5 résponses de Juillet enfin du miel

  1. Flo dit :

    Bonjour,

    Merci pour vos précieuses infos.

    Pourriez-vous nous parler un peu des traitements varroa ?

    Visiblement vous conseillez le thymol, pourquoi l’acide formique ?
    L’idée est d’avoir votre point de vue car la période de traitement est pour très prochainement.

    Merci.

    Meilleures salutations,
    Flo

    • Bonjour,
      Le traitement antivarroa est à faire précisément et selon les préconisations de vos GDS apicoles locaux. Selon les régions les conduite à tenir sont un peu variables. En effet, les blocages de ponte sont défavorables à la reproduction du varroa. Or, partout il n’y a pas les mêmes durées de blocages de ponte.
      Il est conseillé de manière globale de faire un traitement au Thymol dès la dernière récolte faite ou à l’acide formique à 60% soit 30ml versés sur un morceau de serviette papier épaisse ou d’éponge à vaisselle mince.
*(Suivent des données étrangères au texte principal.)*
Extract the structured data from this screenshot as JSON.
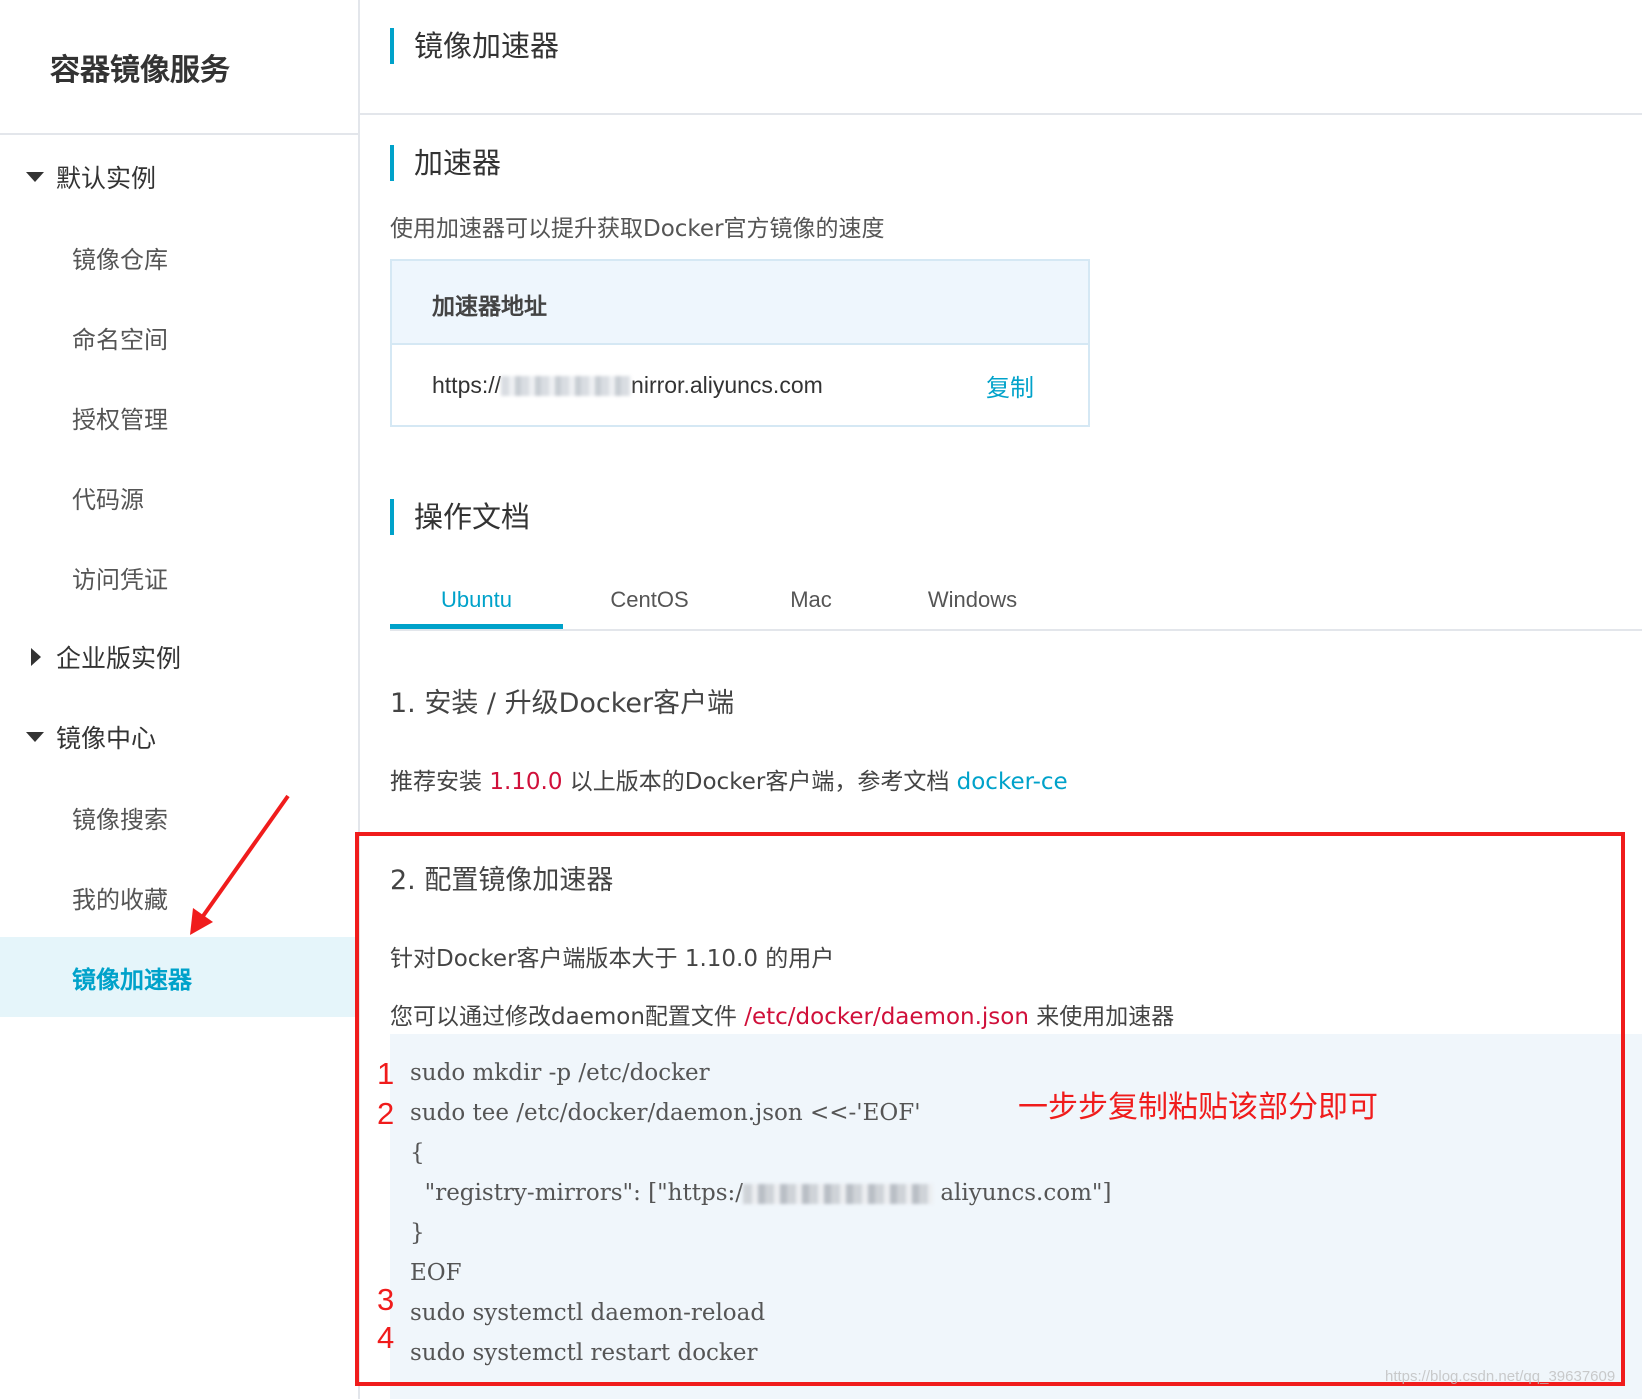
{
  "sidebar": {
    "title": "容器镜像服务",
    "groups": [
      {
        "label": "默认实例",
        "expanded": true,
        "items": [
          "镜像仓库",
          "命名空间",
          "授权管理",
          "代码源",
          "访问凭证"
        ]
      },
      {
        "label": "企业版实例",
        "expanded": false,
        "items": []
      },
      {
        "label": "镜像中心",
        "expanded": true,
        "items": [
          "镜像搜索",
          "我的收藏",
          "镜像加速器"
        ]
      }
    ],
    "active_item": "镜像加速器"
  },
  "page": {
    "title": "镜像加速器",
    "accelerator": {
      "heading": "加速器",
      "description": "使用加速器可以提升获取Docker官方镜像的速度",
      "box_header": "加速器地址",
      "url_prefix": "https://",
      "url_suffix": "nirror.aliyuncs.com",
      "copy_label": "复制"
    },
    "docs": {
      "heading": "操作文档",
      "tabs": [
        "Ubuntu",
        "CentOS",
        "Mac",
        "Windows"
      ],
      "active_tab": "Ubuntu",
      "step1": {
        "title": "1. 安装 / 升级Docker客户端",
        "text_before": "推荐安装 ",
        "version": "1.10.0",
        "text_middle": " 以上版本的Docker客户端，参考文档 ",
        "link": "docker-ce"
      },
      "step2": {
        "title": "2. 配置镜像加速器",
        "line1": "针对Docker客户端版本大于 1.10.0 的用户",
        "line2_before": "您可以通过修改daemon配置文件 ",
        "line2_path": "/etc/docker/daemon.json",
        "line2_after": " 来使用加速器",
        "code": [
          "sudo mkdir -p /etc/docker",
          "sudo tee /etc/docker/daemon.json <<-'EOF'",
          "{",
          "  \"registry-mirrors\": [\"https:/",
          "aliyuncs.com\"]",
          "}",
          "EOF",
          "sudo systemctl daemon-reload",
          "sudo systemctl restart docker"
        ]
      }
    }
  },
  "annotations": {
    "numbers": [
      "1",
      "2",
      "3",
      "4"
    ],
    "note": "一步步复制粘贴该部分即可",
    "color": "#f01c1c"
  },
  "watermark": "https://blog.csdn.net/qq_39637609",
  "colors": {
    "accent": "#00a2ca",
    "highlight_red": "#d0103a",
    "active_bg": "#e5f5fa"
  }
}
Refaire l’opération à 3j d’intervalle 3 fois au total.
      Il s’agit de faire tomber le plus possible d e varroas à un moment où le couvain régresse et donc les varroas ne sont pas dans les cellules en train de se reproduite mais sur les abeilles qui s’affaiblissent.
      Puis en septembre faire un traitement sur la durée avec de l’APIVAR ou de l’APISTAN. Ou refaire un traitement à l’acide formique puis fin décembre, début janvier, soit en l’absence de couvain, faire un traitement à l’acide oxalique à 35g d’acide oxalique dihydrate par l de sirop léger et en mettre 5ml par inter-cadre où l’on voit des abeilles, attention, l’acide oxalique doit être distribué à 40°c pour éviter de refroidir les abeilles qui ne s’en remettraient pas. puis faire au printemps un piégeage de bourdons dans des rayons de mâles mais j’y reviendrai.
      J RIONDET

  2. coste claude dit :

    année 2016 catastrophique

    3 ruches : pas une seule goutte de miel désespérant…..

    c coste

  3. Bernard dit :

    Merci bien pour votre effort pour tenir cette chronique qui permet au fil de l’année d’échanger et de se sentir un peu moins seul face aux déboires (et maladresses) de tout ou chacun…
    Deux ou trois commentaires si vous permettez.
    Pour le traitement au thymol contre le varroa (j’entends encore certains prétendre ne faire aucun traitement…) contrairement à la méthode décrite dans L’apiculture mois par mois, j’ai opté pour une préparation individuelle (qui n’est pas de moi et que l’on trouve sur internet!) et que je trouve plus adaptée pour un petit nombre de colonies ( miel liquéfié…)
    Toujours sur les opercules et toujours pour les « petits » possesseurs d’abeilles, je trouve que la herse à désoperculer permet de réduire le volume d’opercules, même si c’est plus long (bon, on a aussi moins de hausses qu’un pro) et même si les cadres sont un peu irréguliers (mais comme on n’a pas de machines…). De plus un filtrage dans un seau avec des petits trous au fond et placé dans un véhicule au soleil (lorsqu’il y en a…!) permet de récupérer quelques pots supplémentaires …
    Bonne continuation et bien à vous.

    PS. un truc : pour circuler entre 2 ruchers (proches) avec l’enfumoir allumé, je l’accroche au crochet de remorquage de la voiture à l’arrière, valable si ce crochet est assez haut….

  4. Apilou dit :

    Pour circuler en voiture avec son Enfumoir, il est aussi très pratique de le bloquer au moyen du crochet en remontant une vitre de voiture. Bien sûr laisser l’enfumoir a l’extérieur. Éventuellement glisser un chiffon entre l’enfumoir et la vitre.